I am trying to figure out the most efficient way to accomplish putting this online csv file into a data frame in Scala.
To save a download, the csv file in the code looks like this:
"Symbol","Name","LastSale","MarketCap","ADR
TSO","IPOyear","Sector","Industry","Summary Quote"
"DDD","3D Systems Corporation","18.09","2058834640.41","n/a","n/a","Technology","Computer Software: Prepackaged Software","http://www.nasdaq.com/symbol/ddd"
"MMM","3M Company","211.68","126423673447.68","n/a","n/a","Health Care","Medical/Dental Instruments","http://www.nasdaq.com/symbol/mmm"
....
From my research, I start by downloading the csv, and placing it into a list buffer (since you can't do this with a list because it's immutable):
import scala.collection.mutable.ListBuffer
val sc = new SparkContext(conf)
var stockInfoNYSE_ListBuffer = new ListBuffer[java.lang.String]()
import scala.io.Source
val bufferedSource =
Source.fromURL("http://www.nasdaq.com/screening/companies-by-
industry.aspx?exchange=NYSE&render=download")

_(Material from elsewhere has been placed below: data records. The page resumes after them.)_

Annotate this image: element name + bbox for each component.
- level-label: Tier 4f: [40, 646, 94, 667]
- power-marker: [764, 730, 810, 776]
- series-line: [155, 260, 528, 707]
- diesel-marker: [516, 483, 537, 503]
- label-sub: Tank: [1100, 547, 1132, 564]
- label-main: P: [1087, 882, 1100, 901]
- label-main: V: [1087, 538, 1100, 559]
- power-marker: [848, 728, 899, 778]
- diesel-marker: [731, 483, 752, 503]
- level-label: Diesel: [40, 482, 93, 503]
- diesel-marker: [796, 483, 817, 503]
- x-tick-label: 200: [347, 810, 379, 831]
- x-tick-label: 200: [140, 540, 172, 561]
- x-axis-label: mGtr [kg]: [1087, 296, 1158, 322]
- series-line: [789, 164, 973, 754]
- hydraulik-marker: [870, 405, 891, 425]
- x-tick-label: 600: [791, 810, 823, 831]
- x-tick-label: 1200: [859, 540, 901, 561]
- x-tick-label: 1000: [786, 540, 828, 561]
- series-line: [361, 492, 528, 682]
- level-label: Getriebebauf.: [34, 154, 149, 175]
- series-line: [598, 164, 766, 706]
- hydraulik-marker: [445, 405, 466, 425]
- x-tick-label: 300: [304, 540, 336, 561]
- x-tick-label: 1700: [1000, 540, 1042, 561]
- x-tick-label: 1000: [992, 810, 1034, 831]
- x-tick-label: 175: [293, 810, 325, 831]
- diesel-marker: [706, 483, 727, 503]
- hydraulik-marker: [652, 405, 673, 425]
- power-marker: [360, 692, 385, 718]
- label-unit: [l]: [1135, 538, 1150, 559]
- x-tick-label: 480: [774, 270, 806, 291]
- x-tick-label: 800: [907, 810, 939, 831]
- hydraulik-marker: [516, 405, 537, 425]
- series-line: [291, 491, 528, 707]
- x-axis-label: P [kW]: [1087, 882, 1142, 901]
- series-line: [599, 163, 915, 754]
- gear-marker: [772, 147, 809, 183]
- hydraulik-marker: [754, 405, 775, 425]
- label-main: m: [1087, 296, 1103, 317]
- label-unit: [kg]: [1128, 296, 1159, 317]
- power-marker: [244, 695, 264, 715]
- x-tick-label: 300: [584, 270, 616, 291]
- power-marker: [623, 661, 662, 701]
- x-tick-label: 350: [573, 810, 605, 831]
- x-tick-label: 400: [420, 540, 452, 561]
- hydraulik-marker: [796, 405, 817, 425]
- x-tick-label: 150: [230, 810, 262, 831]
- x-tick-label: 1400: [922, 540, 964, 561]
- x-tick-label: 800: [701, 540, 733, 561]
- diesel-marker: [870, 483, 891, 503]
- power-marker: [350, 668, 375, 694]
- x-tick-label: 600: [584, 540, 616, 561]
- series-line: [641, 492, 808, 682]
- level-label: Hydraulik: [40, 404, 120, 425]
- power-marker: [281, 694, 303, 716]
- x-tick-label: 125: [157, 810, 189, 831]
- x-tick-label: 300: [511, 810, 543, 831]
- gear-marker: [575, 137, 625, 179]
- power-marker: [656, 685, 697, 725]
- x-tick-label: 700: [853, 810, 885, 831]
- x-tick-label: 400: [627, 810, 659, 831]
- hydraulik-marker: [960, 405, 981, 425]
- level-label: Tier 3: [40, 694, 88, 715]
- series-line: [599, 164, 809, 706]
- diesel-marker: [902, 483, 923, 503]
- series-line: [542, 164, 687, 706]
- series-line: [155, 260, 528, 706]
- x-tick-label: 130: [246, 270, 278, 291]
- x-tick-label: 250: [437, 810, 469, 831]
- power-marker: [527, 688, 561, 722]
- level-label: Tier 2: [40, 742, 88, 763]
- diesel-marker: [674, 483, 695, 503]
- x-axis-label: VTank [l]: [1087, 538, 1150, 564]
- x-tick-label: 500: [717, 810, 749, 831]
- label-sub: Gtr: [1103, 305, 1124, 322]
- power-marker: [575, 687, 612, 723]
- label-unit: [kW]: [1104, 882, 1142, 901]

for (line <- bufferedSource.getLines) {
val cols = line.split(",").map(_.trim)
stockInfoNYSE_ListBuffer += s"${cols(0)},${cols(1)},${cols(2)},${cols(3)},${cols(4)},${cols(5)},${cols(6)},${cols(7)},${cols(8)}"
}
bufferedSource.close
val stockInfoNYSE_List = stockInfoNYSE_ListBuffer.toList
So we have a list. You can basically get each value like this:
// SYMBOL : stockInfoNYSE_List(1).split(",")(0)
// COMPANY NAME : stockInfoNYSE_List(1).split(",")(1)
// IPOYear : stockInfoNYSE_List(1).split(",")(5)
// Sector : stockInfoNYSE_List(1).split(",")(6)
// Industry : stockInfoNYSE_List(1).split(",")(7)
Here is where I get stuck- how do I get this to a dataframe? The wrong approaches I have taken. I didn't put all the values in just yet- was a simple test.
case class StockMap(Symbol: String, Name: String)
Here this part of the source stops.